Technology, teamwork help specialists treat brain tumors


Technology, teamwork help specialists treat brain tumors

WESTON, Fla. – More than 200,000 people in the U.S. are diagnosed with a brain tumor each year, and while the chances of most of them becoming malignant is rare, these tumors can still pose health threats.

“Sometimes they develop and people don’t even know they’re there,” said Dr. Ha I’d Borghei-Razavi, with the Department of Neurosurgery and Oncology with the Cleveland Clinic Weston.

But there are patients, like James Talerico, who only became aware he had a brain tumor when he started acting differently about a year ago.

“I just wasn’t right. I was making some decisions I shouldn’t have made and not realizing what I was doing,” Talerico said.

Those symptoms can include headaches, speech difficulties, imbalance or numbness, and even seizures.

“So that is the time they need attention urgently or need to be looking for treatment options,” Borghei-Razavi said.

The doctor and his team use newer technology to monitor what’s going on in the brain along with instruments to remove tumors that are less invasive.
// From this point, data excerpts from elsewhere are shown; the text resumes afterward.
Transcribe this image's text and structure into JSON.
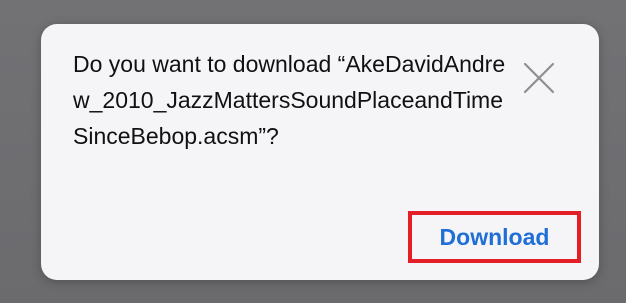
{
  "dialog": {
    "message": "Do you want to download “AkeDavidAndrew_2010_JazzMattersSoundPlaceandTimeSinceBebop.acsm”?",
    "close_icon": "close-x-icon",
    "download_label": "Download"
  },
  "colors": {
    "backdrop": "#6f6f72",
    "dialog_bg": "#f5f5f7",
    "text": "#111114",
    "link_blue": "#1f6fd6",
    "highlight_red": "#e41e26",
    "close_icon_gray": "#8e8e93"
  }
}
“We use instruments that can keep the surrounding brain, or the functional brain, intact and keep the function of the brain intact compared to other techniques that were more aggressive for the brain,” Borghei-Razavi said.

Talerico was out of the hospital in a day and back to teaching in a matter of weeks.

“My recuperation was fantastic. I mean, I was walking, talking, doing everything I used to do,” he said.

The peak age for developing a brain tumor is around age 65 and women have double the risk compared to men, but beyond that, risk factors are unknown.